Piloter à ma manière, s'entend. Avec des valeurs et de l'huile de coude. Avec du partage et le désir qu'en ces temps individualistes, il soit malgré tout possible de bosser collectivement. Avec, aussi, des principes : par exemple travailler les messages sur le fond et mettre la forme des documents au service de ces messages. Faire en sorte que ce soit le récepteur de la communication qui guide les pas et non le seul souci de l'emetteur de cette communication.  En accepter les tiraillements. Car ce n'est jamais simple.
Le moment de vérité, c'était qu'enfin, tout ce travail rencontrait ses destinataires et j'étais avide de voir si les documents allaient fonctionner. Et comment ils allaient ou non fonctionner.
Est-ce que les choix graphiques et documentaires allaient être partagés ? Reçus ? Compris ? Est-ce que, justement, les messages allaient passer ? Et comment allaient-ils être intégrés ?
A la fin de la soirée, au-delà des remerciements de circonstance et des bravos hiérarchiques, j'ai surtout retenu des mercis et des regards brillants.

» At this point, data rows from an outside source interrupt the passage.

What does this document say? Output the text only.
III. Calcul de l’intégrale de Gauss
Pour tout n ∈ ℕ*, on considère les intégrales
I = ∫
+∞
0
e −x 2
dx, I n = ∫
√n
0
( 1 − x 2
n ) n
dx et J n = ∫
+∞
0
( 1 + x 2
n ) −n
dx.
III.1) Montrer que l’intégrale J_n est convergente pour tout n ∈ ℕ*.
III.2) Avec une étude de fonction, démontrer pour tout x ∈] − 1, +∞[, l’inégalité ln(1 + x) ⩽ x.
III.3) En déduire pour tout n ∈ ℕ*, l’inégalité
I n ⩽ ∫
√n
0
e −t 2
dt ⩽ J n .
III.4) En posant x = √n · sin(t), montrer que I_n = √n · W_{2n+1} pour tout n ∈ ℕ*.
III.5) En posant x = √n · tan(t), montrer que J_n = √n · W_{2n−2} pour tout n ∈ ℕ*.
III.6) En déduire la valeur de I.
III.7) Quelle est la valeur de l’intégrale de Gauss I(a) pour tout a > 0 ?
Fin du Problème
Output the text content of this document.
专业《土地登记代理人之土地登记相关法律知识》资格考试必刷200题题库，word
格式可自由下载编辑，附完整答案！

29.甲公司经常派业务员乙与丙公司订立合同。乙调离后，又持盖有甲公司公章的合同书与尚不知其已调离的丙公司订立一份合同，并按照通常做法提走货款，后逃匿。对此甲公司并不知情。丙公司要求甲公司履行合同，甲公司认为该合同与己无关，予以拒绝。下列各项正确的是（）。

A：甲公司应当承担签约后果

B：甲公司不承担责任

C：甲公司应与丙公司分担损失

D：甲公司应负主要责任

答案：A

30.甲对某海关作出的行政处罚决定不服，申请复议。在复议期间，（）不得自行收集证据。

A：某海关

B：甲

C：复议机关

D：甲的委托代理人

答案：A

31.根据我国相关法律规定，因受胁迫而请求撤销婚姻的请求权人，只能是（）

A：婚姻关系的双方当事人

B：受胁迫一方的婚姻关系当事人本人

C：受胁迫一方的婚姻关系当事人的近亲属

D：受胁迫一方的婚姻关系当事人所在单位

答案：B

Au-delà de l'histoire, des gens, des vies, se sentaient  comme sortis de l'ombre, éprouvaient une fierté qu'ils portaient en eux et dont ils n'avaient pas forcément conscience. J'ai échangé avec des gens estimant que tout cela faisait chaud au coeur, donnait du peps.
J'étais pour ma part heureux. J'avais réussi à faire en sorte que la communication soit perçue autrement que comme un gadget et des paillettes. J'avais pu, six mois durant, en faire ce que je crois profondément : un outil d'animation, un moyen de médiation, un agitateur d'idée et un facilitateur d'échanges humains.
Ce n'est peut-être qu'un détail pour vous. Mais pour moi, ça veut dire beaucoup :-)

Commentaires

1 -

Pour un détail, c'est un de Taille.
Tu as tout l'ami.
Le fond, le sens, etc. etc. La com au service de, et pas vitrine de...
Bon on se comprend.
Toutes mes félicitations virtuello-transversales.

 


Claudiogène | Le Samedi 15/12/2007 à 09:22 | [^] | Répondre

2 - Re:

 


Didier | Le Samedi 15/12/2007 à 10:08 | [^] | Répondre

3 -

Tu l'as dit, c'est de la médiation dans toute sa beauté. Je refuse de faire de la com' parce qu'il y a aussi les autres côtés, moins reluisants. Mais s'il n'y avait que celui-ci, ça fait longtemps que j'y serais.
Je suis sûre que le boulot final est à la hauteur de leurs espérances, de ceux dont on ne parle jamais.

 


La grande Loulou | Le Samedi 15/12/2007 à 23:36 | [^] | Répondre

4 -

Tu dois être fier de toi ! Bon, et du coup, qu'est-ce-qu'il devient, ce boulot ? Cela n'a peut-être pas de lien direct mais ça me donne l'occasion de te poser la question.